Consider an example data set with three attributes: savings(low, medium, high), assets(low, medium, high), income(numerical value), and a binary target variable credit risk(good, bad) and 8 data points.

• Able to handle both numerical and categorical data.
• Mirrors human decision making more closely than other approaches. It means that the features on top are the most informative.
• Decision trees can approximate any Boolean function e.g. XOR.

Limitations

• Trees can be very non-robust. A small change in the training data can result in a large change in the tree and consequently the final predictions. Consequently, practical decision-tree learning algorithms are based on heuristics such as the greedy algorithm where locally optimal decisions are made at each node. Such algorithms cannot guarantee to return the globally optimal decision tree. To reduce the greedy effect of local optimality, some methods such as the dual information distance (DID) tree were proposed.
• Decision-tree learners can create over-complex trees that do not generalize well from the training data. (This is known as overfitting.) Mechanisms such as pruning are necessary to avoid this problem (with the exception of some algorithms such as the Conditional Inference approach, that does not require pruning).
• For data including categorical variables with different numbers of levels, information gain in decision trees is biased in favor of attributes with more levels. To counter this problem, instead of choosing the attribute with highest information gain, one can choose the attribute with the highest information gain ratio among the attributes whose information gain is greater than the mean information gain. This biases the decision tree against considering attributes with a large number of distinct values, while not giving an unfair advantage to attributes with very low information gain. Alternatively, the issue of biased predictor selection can be avoided by the Conditional Inference approach, or adaptive leave-one-out feature selection.

Implementations

Many data mining software packages provide implementations of one or more decision tree algorithms (e.g. random forest).

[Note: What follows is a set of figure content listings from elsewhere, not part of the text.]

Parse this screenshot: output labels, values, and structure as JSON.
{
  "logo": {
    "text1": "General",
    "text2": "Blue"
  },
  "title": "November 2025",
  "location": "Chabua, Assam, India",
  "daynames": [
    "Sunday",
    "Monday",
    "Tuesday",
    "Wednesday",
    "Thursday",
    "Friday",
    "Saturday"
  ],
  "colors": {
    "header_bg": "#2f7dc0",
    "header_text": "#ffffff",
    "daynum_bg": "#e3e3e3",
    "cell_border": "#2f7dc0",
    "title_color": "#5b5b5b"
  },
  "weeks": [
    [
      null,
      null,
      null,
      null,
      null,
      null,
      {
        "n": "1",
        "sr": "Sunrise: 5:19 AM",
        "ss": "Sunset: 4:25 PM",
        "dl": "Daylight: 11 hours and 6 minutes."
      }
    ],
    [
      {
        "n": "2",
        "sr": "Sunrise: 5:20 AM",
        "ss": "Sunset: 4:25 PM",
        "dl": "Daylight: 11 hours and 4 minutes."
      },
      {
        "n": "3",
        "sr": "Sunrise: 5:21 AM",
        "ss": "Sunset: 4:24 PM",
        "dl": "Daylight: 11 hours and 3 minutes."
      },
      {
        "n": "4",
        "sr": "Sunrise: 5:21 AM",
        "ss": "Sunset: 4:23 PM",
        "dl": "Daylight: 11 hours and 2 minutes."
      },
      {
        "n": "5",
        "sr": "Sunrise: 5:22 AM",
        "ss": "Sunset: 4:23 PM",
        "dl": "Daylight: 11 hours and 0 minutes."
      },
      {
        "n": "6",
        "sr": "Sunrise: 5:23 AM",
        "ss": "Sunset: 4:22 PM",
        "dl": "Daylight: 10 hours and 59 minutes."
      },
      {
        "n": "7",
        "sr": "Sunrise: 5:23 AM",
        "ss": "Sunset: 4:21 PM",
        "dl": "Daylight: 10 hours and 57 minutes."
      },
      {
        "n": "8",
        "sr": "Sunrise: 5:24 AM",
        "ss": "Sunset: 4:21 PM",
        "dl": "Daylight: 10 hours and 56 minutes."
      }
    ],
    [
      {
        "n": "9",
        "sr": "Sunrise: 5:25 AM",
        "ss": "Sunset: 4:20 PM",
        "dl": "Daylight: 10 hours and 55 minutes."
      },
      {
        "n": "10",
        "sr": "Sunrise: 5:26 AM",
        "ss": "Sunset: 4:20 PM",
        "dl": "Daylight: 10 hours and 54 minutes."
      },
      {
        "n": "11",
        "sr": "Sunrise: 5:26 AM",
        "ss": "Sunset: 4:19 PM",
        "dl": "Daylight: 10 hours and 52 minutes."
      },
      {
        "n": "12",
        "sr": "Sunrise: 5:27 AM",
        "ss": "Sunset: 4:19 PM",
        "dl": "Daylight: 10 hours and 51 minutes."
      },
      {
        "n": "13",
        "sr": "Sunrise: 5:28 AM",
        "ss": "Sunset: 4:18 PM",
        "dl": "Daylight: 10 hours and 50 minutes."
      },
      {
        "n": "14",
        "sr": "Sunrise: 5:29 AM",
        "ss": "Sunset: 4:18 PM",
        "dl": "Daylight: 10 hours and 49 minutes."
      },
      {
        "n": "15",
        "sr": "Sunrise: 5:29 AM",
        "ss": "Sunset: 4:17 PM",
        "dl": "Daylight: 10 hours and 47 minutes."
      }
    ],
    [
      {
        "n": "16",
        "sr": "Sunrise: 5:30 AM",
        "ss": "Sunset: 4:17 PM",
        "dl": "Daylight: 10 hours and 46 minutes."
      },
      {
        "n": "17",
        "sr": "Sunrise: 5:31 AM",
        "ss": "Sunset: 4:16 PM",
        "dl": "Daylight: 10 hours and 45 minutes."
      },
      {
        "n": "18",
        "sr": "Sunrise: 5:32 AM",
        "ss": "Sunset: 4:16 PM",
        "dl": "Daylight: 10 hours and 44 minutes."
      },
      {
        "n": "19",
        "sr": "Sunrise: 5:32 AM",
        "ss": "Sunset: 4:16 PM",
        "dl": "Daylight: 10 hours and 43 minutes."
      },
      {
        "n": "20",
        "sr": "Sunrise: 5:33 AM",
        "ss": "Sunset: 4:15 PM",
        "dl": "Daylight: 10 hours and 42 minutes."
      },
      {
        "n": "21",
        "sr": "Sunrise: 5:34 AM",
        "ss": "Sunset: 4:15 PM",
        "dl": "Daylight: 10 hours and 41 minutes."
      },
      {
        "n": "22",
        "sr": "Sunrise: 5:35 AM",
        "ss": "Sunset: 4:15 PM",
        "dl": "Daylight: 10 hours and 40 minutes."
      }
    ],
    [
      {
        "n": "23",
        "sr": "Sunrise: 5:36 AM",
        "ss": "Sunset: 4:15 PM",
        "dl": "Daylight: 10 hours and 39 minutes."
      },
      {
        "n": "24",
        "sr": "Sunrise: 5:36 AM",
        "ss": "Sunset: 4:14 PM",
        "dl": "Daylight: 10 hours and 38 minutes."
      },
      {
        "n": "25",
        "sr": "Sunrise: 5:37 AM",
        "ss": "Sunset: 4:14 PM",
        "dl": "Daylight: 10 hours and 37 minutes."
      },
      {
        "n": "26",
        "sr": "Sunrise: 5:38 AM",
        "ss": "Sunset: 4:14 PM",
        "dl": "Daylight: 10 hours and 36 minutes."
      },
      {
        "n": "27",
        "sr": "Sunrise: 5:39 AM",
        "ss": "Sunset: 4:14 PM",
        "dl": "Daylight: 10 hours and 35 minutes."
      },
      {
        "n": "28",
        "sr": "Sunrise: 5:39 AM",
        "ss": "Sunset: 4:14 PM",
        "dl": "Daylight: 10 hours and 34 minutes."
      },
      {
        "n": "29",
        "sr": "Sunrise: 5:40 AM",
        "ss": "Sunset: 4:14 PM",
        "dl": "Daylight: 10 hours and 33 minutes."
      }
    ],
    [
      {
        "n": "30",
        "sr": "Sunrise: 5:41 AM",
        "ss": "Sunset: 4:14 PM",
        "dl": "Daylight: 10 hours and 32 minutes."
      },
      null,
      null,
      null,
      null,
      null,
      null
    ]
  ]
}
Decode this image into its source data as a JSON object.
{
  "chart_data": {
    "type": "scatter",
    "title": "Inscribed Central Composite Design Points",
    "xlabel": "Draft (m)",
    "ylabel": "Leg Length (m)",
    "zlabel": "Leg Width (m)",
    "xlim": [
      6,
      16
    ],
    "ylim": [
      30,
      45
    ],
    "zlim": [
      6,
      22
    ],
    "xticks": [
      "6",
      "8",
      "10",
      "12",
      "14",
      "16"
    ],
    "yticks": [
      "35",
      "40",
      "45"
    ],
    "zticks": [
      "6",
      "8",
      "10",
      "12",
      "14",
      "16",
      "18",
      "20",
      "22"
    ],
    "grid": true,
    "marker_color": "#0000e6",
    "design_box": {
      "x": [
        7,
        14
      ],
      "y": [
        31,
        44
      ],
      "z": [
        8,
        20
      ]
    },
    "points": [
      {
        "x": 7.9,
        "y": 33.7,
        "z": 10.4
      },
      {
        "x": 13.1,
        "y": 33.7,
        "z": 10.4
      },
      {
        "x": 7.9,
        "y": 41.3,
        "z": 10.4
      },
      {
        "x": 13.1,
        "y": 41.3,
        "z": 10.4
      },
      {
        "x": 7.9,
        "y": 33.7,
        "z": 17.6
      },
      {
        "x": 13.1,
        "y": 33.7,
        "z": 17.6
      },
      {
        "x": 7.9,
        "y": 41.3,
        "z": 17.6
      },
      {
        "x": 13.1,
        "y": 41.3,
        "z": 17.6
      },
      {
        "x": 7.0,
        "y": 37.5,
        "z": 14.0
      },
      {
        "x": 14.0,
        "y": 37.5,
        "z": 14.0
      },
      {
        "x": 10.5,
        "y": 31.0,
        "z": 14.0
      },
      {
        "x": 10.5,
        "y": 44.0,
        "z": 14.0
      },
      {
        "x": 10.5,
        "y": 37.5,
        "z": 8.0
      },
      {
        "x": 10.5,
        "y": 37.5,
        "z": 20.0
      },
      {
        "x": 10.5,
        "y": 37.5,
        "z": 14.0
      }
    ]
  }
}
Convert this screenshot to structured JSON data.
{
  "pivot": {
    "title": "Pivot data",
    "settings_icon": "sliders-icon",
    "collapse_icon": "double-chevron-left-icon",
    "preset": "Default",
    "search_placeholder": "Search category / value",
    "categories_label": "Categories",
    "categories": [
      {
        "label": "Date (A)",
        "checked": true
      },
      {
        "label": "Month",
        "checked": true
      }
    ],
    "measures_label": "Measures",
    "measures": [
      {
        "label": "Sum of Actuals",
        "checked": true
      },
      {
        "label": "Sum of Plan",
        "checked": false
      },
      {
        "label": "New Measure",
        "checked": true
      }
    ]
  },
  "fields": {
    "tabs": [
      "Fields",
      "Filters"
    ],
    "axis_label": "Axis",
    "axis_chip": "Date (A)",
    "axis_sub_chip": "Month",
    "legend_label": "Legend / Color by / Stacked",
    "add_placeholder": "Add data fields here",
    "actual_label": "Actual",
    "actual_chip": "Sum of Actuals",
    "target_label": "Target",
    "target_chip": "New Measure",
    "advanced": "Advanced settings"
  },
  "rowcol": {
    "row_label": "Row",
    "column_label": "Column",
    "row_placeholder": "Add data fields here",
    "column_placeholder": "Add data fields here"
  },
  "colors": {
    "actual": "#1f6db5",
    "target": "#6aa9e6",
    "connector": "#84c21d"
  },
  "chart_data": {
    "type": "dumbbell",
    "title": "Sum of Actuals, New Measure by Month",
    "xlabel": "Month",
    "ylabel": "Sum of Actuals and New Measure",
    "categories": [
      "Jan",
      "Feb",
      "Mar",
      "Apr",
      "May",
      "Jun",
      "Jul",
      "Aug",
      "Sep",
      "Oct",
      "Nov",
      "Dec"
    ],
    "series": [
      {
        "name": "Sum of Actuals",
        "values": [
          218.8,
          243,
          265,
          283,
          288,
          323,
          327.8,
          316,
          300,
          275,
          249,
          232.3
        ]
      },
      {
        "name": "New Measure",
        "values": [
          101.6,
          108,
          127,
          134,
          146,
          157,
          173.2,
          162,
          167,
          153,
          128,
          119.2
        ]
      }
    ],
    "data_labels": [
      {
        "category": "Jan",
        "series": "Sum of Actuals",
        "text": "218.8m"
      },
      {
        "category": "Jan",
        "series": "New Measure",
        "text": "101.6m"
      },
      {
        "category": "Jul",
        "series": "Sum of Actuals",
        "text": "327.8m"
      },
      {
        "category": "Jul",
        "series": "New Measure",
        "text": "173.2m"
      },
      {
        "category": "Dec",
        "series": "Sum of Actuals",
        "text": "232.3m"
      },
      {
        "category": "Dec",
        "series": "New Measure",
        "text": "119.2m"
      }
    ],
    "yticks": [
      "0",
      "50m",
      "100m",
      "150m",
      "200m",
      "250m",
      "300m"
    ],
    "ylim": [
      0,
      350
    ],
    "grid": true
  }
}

Open source examples include:

• ALGLIB, a C++, C# and Java numerical analysis library with data analysis features (random forest)
• KNIME, a free and open-source data analytics, reporting and integration platform (decision trees, random forest)
• Orange, an open-source data visualization, machine learning and data mining toolkit (random forest)
• R (an open-source software environment for statistical computing, which includes several CART implementations such as rpart, party and randomForest packages),
• scikit-learn (a free and open-source machine learning library for the Python programming language).
• Weka (a free and open-source data-mining suite, contains many decision tree algorithms),

Notable commercial software:

• MATLAB
• Microsoft SQL Server
• RapidMiner
• SAS Enterprise Miner
• IBM SPSS Modeler

Extensions

Decision graphs

In a decision tree, all paths from the root node to the leaf node proceed by way of conjunction, or AND. In a decision graph, it is possible to use disjunctions (ORs) to join two more paths together using minimum message length (MML). Decision graphs have been further extended to allow for previously unstated new attributes to be learnt dynamically and used at different places within the graph. The more general coding scheme results in better predictive accuracy and log-loss probabilistic scoring. In general, decision graphs infer models with fewer leaves than decision trees.

Alternative search methods

Evolutionary algorithms have been used to avoid local optimal decisions and search the decision tree space with little a priori bias.

It is also possible for a tree to be sampled using MCMC.

The tree can be searched for in a bottom-up fashion. Or several trees can be constructed parallelly to reduce the expected number of tests till classification.